Mike Hammontree had the skills to play college golf or baseball.

Coaches at UNC Greensboro asked him to walk on for both sports, but a knee injury limited his baseball mobility, so he tried out for the golf team.

He made it, but he didn't last long.

"I had a bit of an attitude problem," Hammontree said. "In the first team meeting, the coach said, 'We're going to be up at 6 a.m. for workouts,' and I raised my hand and said, 'What? I don't work out for golf.'"

The meeting continued.

"Coach said, 'You can't belong to any fraternity or club,'" Hammontree recalled. "I had just pledged my [tail] off for Sigma Nu. 'So this ain't going to work out.'

"So I played the golf team guys for beer money, and I drank a lot of beer in college."

By whipping the college players Hammontree developed his skills and enough confidence to try playing on mini tours in North Carolina while attending graduate school.

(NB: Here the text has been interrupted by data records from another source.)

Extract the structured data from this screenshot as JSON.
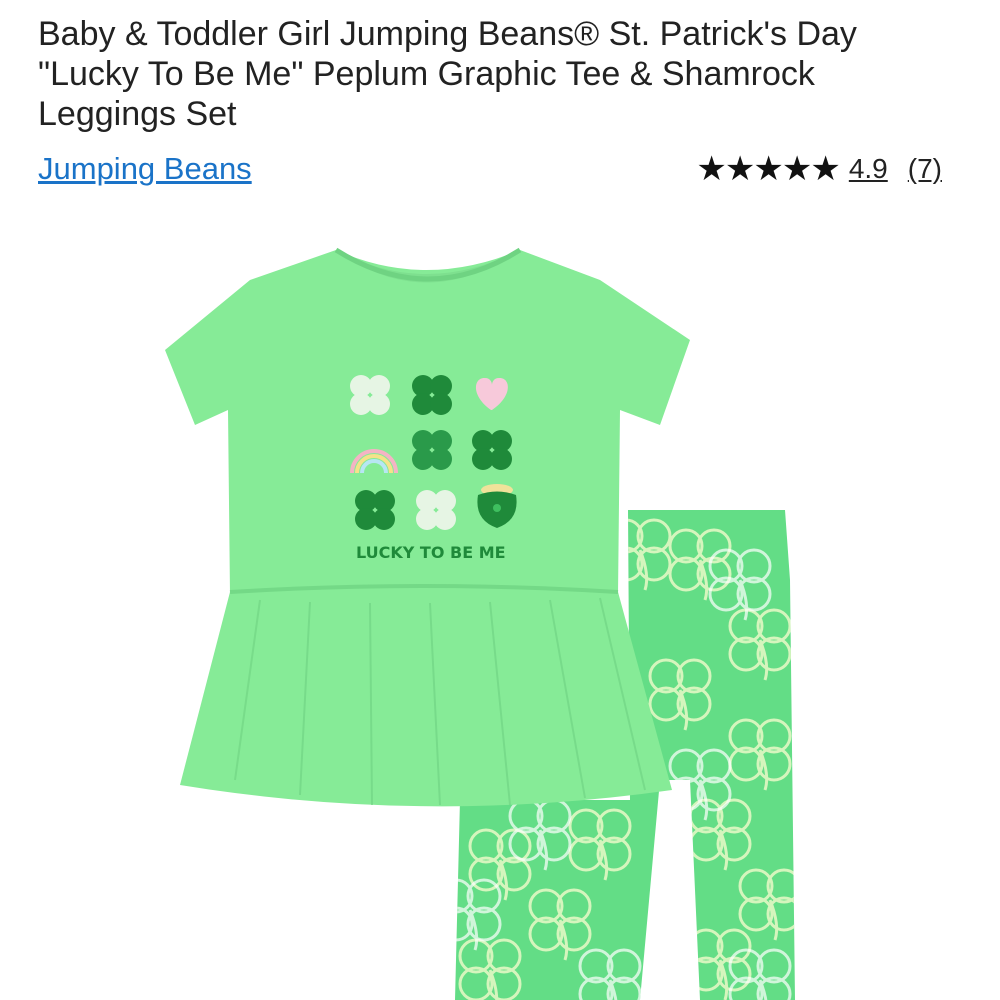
{
  "product": {
    "title": "Baby & Toddler Girl Jumping Beans® St. Patrick's Day \"Lucky To Be Me\" Peplum Graphic Tee & Shamrock Leggings Set",
    "brand": "Jumping Beans",
    "rating": {
      "stars": 5,
      "star_glyphs": "★★★★★",
      "value": "4.9",
      "count": "(7)"
    },
    "image": {
      "shirt_text": "LUCKY TO BE ME",
      "colors": {
        "shirt": "#86eb97",
        "leggings": "#63dd86",
        "shamrock_dark": "#1f8a3a",
        "shamrock_light": "#e3f5e3",
        "heart": "#f7c9da"
      }
    }
  }
}
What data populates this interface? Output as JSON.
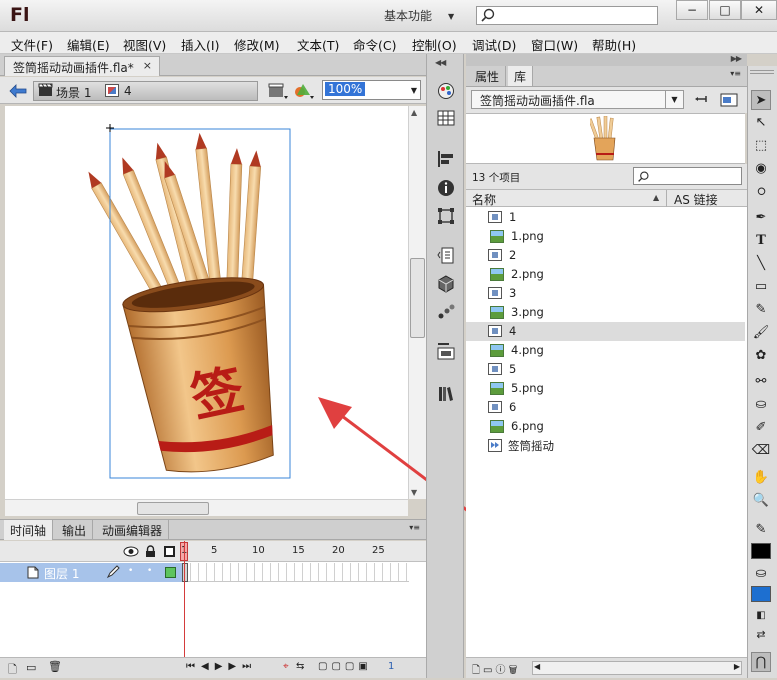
{
  "app": {
    "logo": "Fl",
    "workspace": "基本功能",
    "search_placeholder": ""
  },
  "window": {
    "minimize": "−",
    "maximize": "□",
    "close": "✕"
  },
  "menu": [
    "文件(F)",
    "编辑(E)",
    "视图(V)",
    "插入(I)",
    "修改(M)",
    "文本(T)",
    "命令(C)",
    "控制(O)",
    "调试(D)",
    "窗口(W)",
    "帮助(H)"
  ],
  "document": {
    "tab_title": "签筒摇动动画插件.fla*",
    "close": "×"
  },
  "scene": {
    "scene_label": "场景 1",
    "symbol_label": "4",
    "zoom": "100%"
  },
  "stage": {
    "character": "签",
    "colors": {
      "cup": "#e3a45a",
      "stripe": "#b81c16",
      "arrow": "#e04040",
      "selection": "#3a86d8"
    }
  },
  "timeline": {
    "tabs": [
      "时间轴",
      "输出",
      "动画编辑器"
    ],
    "frame_numbers": [
      "1",
      "5",
      "10",
      "15",
      "20",
      "25"
    ],
    "layer_name": "图层 1",
    "current_frame": "1",
    "header_icons": [
      "eye-icon",
      "lock-icon",
      "outline-icon"
    ]
  },
  "right_panel": {
    "tabs": [
      "属性",
      "库"
    ],
    "library_file": "签筒摇动动画插件.fla",
    "item_count": "13 个项目",
    "columns": [
      "名称",
      "AS 链接"
    ],
    "items": [
      {
        "name": "1",
        "type": "symbol"
      },
      {
        "name": "1.png",
        "type": "bitmap"
      },
      {
        "name": "2",
        "type": "symbol"
      },
      {
        "name": "2.png",
        "type": "bitmap"
      },
      {
        "name": "3",
        "type": "symbol"
      },
      {
        "name": "3.png",
        "type": "bitmap"
      },
      {
        "name": "4",
        "type": "symbol",
        "selected": true
      },
      {
        "name": "4.png",
        "type": "bitmap"
      },
      {
        "name": "5",
        "type": "symbol"
      },
      {
        "name": "5.png",
        "type": "bitmap"
      },
      {
        "name": "6",
        "type": "symbol"
      },
      {
        "name": "6.png",
        "type": "bitmap"
      },
      {
        "name": "签筒摇动",
        "type": "movieclip"
      }
    ]
  }
}
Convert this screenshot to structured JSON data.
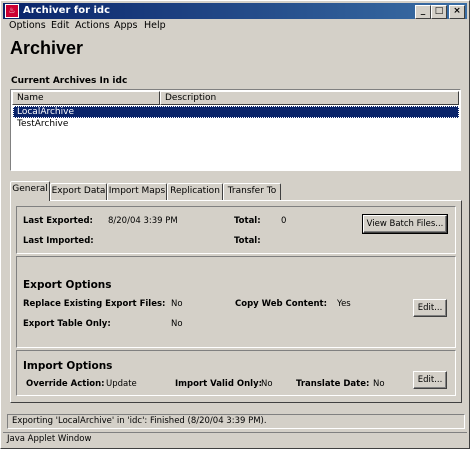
{
  "window": {
    "title": "Archiver for idc",
    "controls": {
      "minimize": "_",
      "maximize": "□",
      "close": "×"
    }
  },
  "menu": {
    "items": [
      "Options",
      "Edit",
      "Actions",
      "Apps",
      "Help"
    ]
  },
  "heading": "Archiver",
  "archives": {
    "label": "Current Archives In idc",
    "columns": [
      "Name",
      "Description"
    ],
    "rows": [
      {
        "name": "LocalArchive",
        "description": "",
        "selected": true
      },
      {
        "name": "TestArchive",
        "description": "",
        "selected": false
      }
    ]
  },
  "tabs": [
    {
      "label": "General",
      "active": true
    },
    {
      "label": "Export Data",
      "active": false
    },
    {
      "label": "Import Maps",
      "active": false
    },
    {
      "label": "Replication",
      "active": false
    },
    {
      "label": "Transfer To",
      "active": false
    }
  ],
  "general": {
    "last_exported_label": "Last Exported:",
    "last_exported_value": "8/20/04 3:39 PM",
    "total_label": "Total:",
    "total_exported_value": "0",
    "last_imported_label": "Last Imported:",
    "total_imported_label": "Total:",
    "view_batch_button": "View Batch Files..."
  },
  "export_options": {
    "title": "Export Options",
    "replace_label": "Replace Existing Export Files:",
    "replace_value": "No",
    "copy_web_label": "Copy Web Content:",
    "copy_web_value": "Yes",
    "table_only_label": "Export Table Only:",
    "table_only_value": "No",
    "edit_button": "Edit..."
  },
  "import_options": {
    "title": "Import Options",
    "override_label": "Override Action:",
    "override_value": "Update",
    "valid_only_label": "Import Valid Only:",
    "valid_only_value": "No",
    "translate_label": "Translate Date:",
    "translate_value": "No",
    "edit_button": "Edit..."
  },
  "status": "Exporting 'LocalArchive' in 'idc': Finished (8/20/04 3:39 PM).",
  "applet_label": "Java Applet Window",
  "colors": {
    "title_start": "#0a246a",
    "title_end": "#3a6ea5",
    "selection": "#0a246a",
    "face": "#d4d0c8"
  }
}
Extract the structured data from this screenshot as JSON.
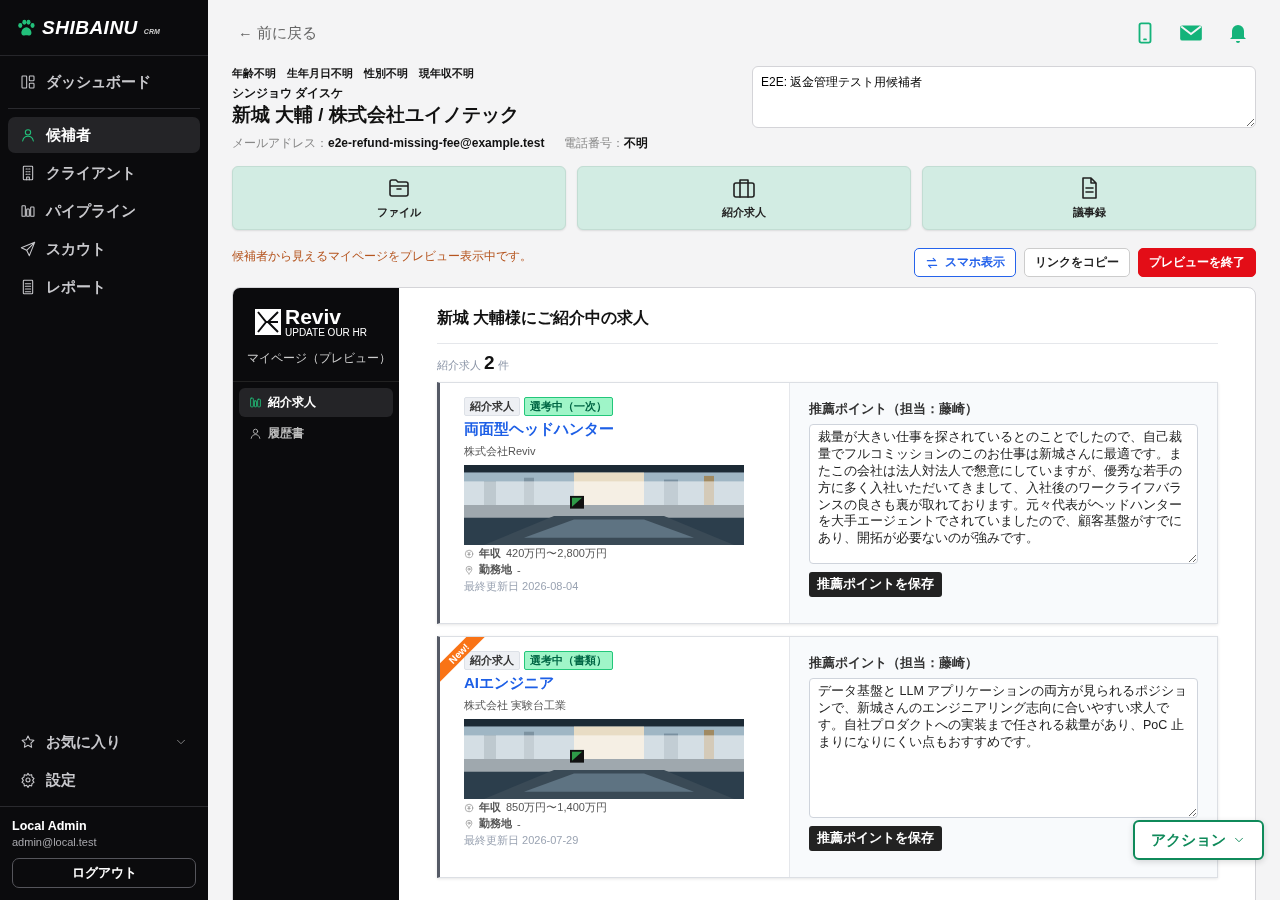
{
  "sidebar": {
    "logo": "SHIBAINU",
    "logo_sub": "CRM",
    "items": [
      {
        "label": "ダッシュボード",
        "selected": false
      },
      {
        "label": "候補者",
        "selected": true
      },
      {
        "label": "クライアント",
        "selected": false
      },
      {
        "label": "パイプライン",
        "selected": false
      },
      {
        "label": "スカウト",
        "selected": false
      },
      {
        "label": "レポート",
        "selected": false
      }
    ],
    "favorites": {
      "label": "お気に入り",
      "expanded": false
    },
    "settings": "設定",
    "user": {
      "name": "Local Admin",
      "email": "admin@local.test"
    },
    "logout": "ログアウト"
  },
  "header": {
    "back_arrow": "←",
    "back": "前に戻る"
  },
  "profile": {
    "attributes": [
      "年齢不明",
      "生年月日不明",
      "性別不明",
      "現年収不明"
    ],
    "kana": "シンジョウ ダイスケ",
    "name": "新城 大輔 / 株式会社ユイノテック",
    "email_label": "メールアドレス：",
    "email": "e2e-refund-missing-fee@example.test",
    "phone_label": "電話番号：",
    "phone": "不明"
  },
  "memo": {
    "value": "E2E: 返金管理テスト用候補者"
  },
  "quick_actions": [
    {
      "label": "ファイル"
    },
    {
      "label": "紹介求人"
    },
    {
      "label": "議事録"
    }
  ],
  "preview_notice": "候補者から見えるマイページをプレビュー表示中です。",
  "preview_buttons": [
    {
      "label": "スマホ表示",
      "kind": "outline-blue"
    },
    {
      "label": "リンクをコピー",
      "kind": "outline"
    },
    {
      "label": "プレビューを終了",
      "kind": "danger"
    }
  ],
  "preview": {
    "brand": "Reviv",
    "brand_sub": "UPDATE OUR HR",
    "subtitle": "マイページ（プレビュー）",
    "nav": [
      {
        "label": "紹介求人",
        "selected": true
      },
      {
        "label": "履歴書",
        "selected": false
      }
    ],
    "heading": "新城 大輔様にご紹介中の求人",
    "count_label": "紹介求人",
    "count": "2",
    "count_unit": "件",
    "jobs": [
      {
        "is_new": false,
        "tags": [
          {
            "label": "紹介求人",
            "kind": "plain"
          },
          {
            "label": "選考中（一次）",
            "kind": "status"
          }
        ],
        "title": "両面型ヘッドハンター",
        "company": "株式会社Reviv",
        "salary_label": "年収",
        "salary": "420万円〜2,800万円",
        "location_label": "勤務地",
        "location": "-",
        "updated": "最終更新日 2026-08-04",
        "rec_label": "推薦ポイント（担当：藤崎）",
        "rec_text": "裁量が大きい仕事を探されているとのことでしたので、自己裁量でフルコミッションのこのお仕事は新城さんに最適です。またこの会社は法人対法人で懇意にしていますが、優秀な若手の方に多く入社いただいてきまして、入社後のワークライフバランスの良さも裏が取れております。元々代表がヘッドハンターを大手エージェントでされていましたので、顧客基盤がすでにあり、開拓が必要ないのが強みです。",
        "save": "推薦ポイントを保存"
      },
      {
        "is_new": true,
        "new_label": "New!",
        "tags": [
          {
            "label": "紹介求人",
            "kind": "plain"
          },
          {
            "label": "選考中（書類）",
            "kind": "status"
          }
        ],
        "title": "AIエンジニア",
        "company": "株式会社 実験台工業",
        "salary_label": "年収",
        "salary": "850万円〜1,400万円",
        "location_label": "勤務地",
        "location": "-",
        "updated": "最終更新日 2026-07-29",
        "rec_label": "推薦ポイント（担当：藤崎）",
        "rec_text": "データ基盤と LLM アプリケーションの両方が見られるポジションで、新城さんのエンジニアリング志向に合いやすい求人です。自社プロダクトへの実装まで任される裁量があり、PoC 止まりになりにくい点もおすすめです。",
        "save": "推薦ポイントを保存"
      }
    ]
  },
  "action_button": "アクション"
}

"I had a dream of being a professional athlete of some kind," he said. "I was. I made so little money, in four years I may have made $2,000."

Yet it's all worked out. Playing on the mini-tours put him in touch with Scratch Golf -- a club manufacturing company that used to be based in Chattanooga. He had the responsibility for Scratch Golf attending tour events from the PGA Tour, Web.com Tour and the LPGA Tour. He did a lot of traveling. But that fizzled out.

So Hammontree helped found the Chase 54 golf apparel company and recently sold his interest after three years worth of work.

"A buddy and I were approached by a company out of Singapore. They thought they could make a lot of money and they were selling stuff in Asia, but it was awful-looking stuff," he said of his start with the company represented by Chattanooga's Brooke Pancake on the LPGA Tour. "We had to tear down the brand and reboot.

"It was interesting keeping Singapore hours and U.S. hours."

Hammontree has plenty of time to play these days because he's in between jobs.

"It seems like I can't really get out of the industry," he said. "Once you're in, it's hard to get out. So I'm helping a couple other companies. We'll see what happens."